There’s no substantive conversation about the legislation itself, and the policy itself, and the practicality of how it works. There’s no substantive conversation over the concerns of the medical community writ large in the state of Nebraska.
Democratic Sen. Megan Hunt said she would join with Cavanaugh to filibuster the remaining bills in the legislative session, in protest of the anti-trans bill that advanced on Thursday. Hunt noted that the action was personal for her, as she has a transgender son.
“If this bill passes, all your bills are on the chopping block, and the bridge is burned,” Hunt said. “I’m not doing anything for you. Because this is fake. This has nothing to do with real life. This is all of you playing government.”
At least two other Democrats, Sens. Jen Day and Danielle Conrad, have said they would join in the filibuster movement.
The bill in question would ban gender-affirming care for people in the state under the age of 19, which means it will ban such care for many transgender adults.
Studies show that very few people who transition regret their decision to do so. A 2021 review of 27 studies on the subject, examining around 8,000 transgender teens and adults mostly in Europe, the United States and Canada, found that only about 1 percent of people who began or completed gender-affirming care treatments regretted their action. An even smaller number chose to “detransition,” or revert back to the gender they were assigned at birth, as some in those studies revealed that their feeling of regret was only temporary.
Medical experts widely agree that gender-affirming care can be life-saving — and that the risks associated with transgender youth not having access to gender-affirming care are far worse than the slim possibility that they will regret receiving that care.

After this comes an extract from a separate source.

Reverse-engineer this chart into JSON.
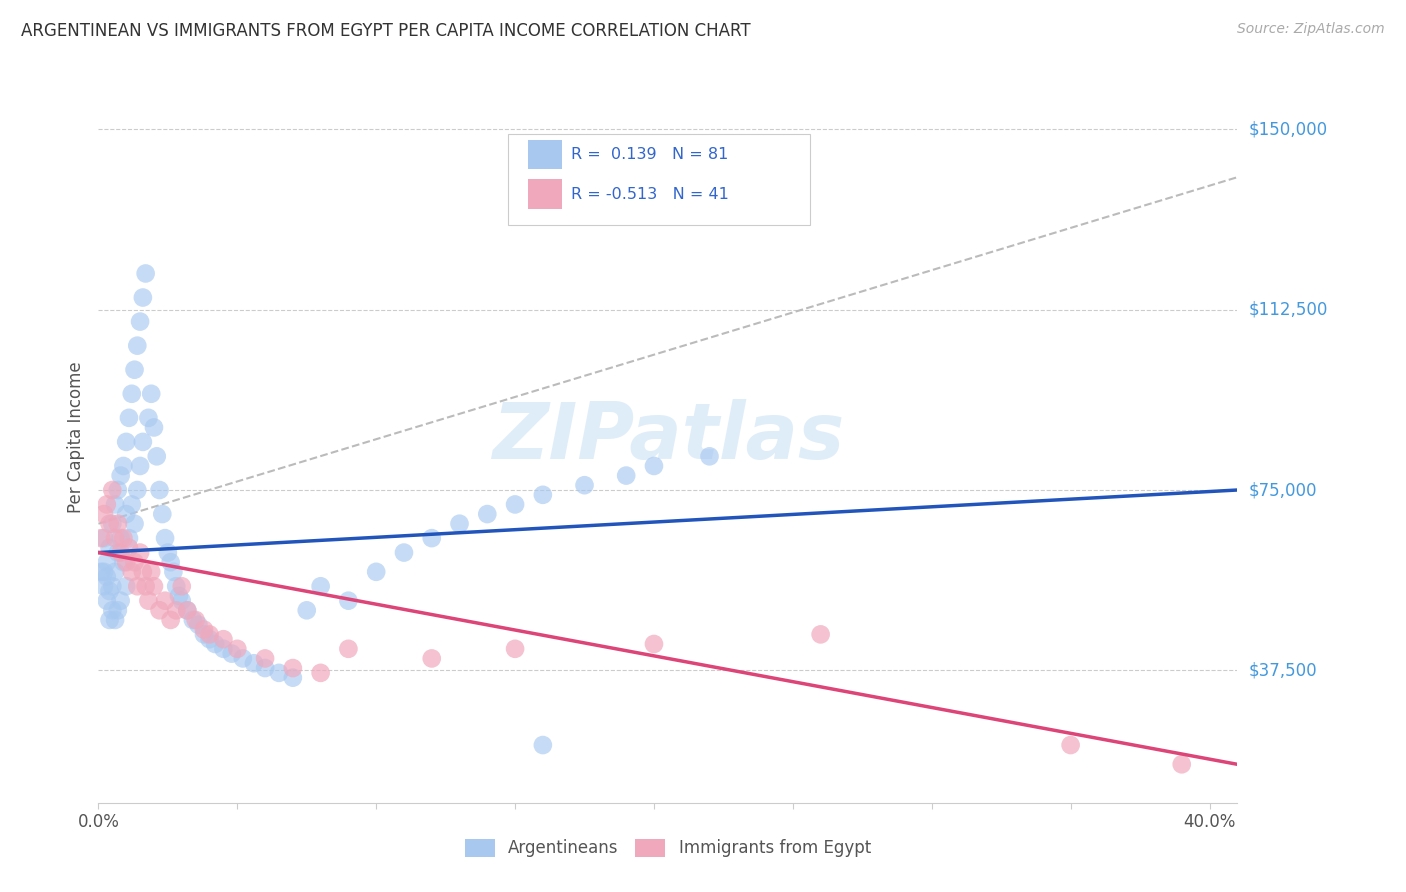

Several studies confirm that gender-affirming care in all of its forms is not only safe for trans teens, but also immensely beneficial. In a study that was published in Pediatrics in 2020, gender-affirming care for young transgender people was directly associated with lower odds of suicide ideation throughout their lifetimes. Another study from the Williams Institute at UCLA found that transgender teens are much less likely to attempt suicide after receiving gender-affirming care. And a study published last year found that trans or nonbinary youth between the ages of 13 to 20 who receive gender-affirming treatment were 60 percent less likely to experience moderate or severe depression than trans youth who don’t receive such treatment.
Nebraska state Sen. John Fredrickson (D), who has also backed Cavanaugh’s filibusters, read a letter from a constituent on the Senate floor this week who said their transgender son would have likely died by suicide had he not been able to receive gender-affirming care.
Fredrickson, who is gay, said that the fight against the bill wouldn’t end in the state legislature.
“To my LGBTQ family … regardless of what happens today, heads up. Chins up. We’re survivors,” he said.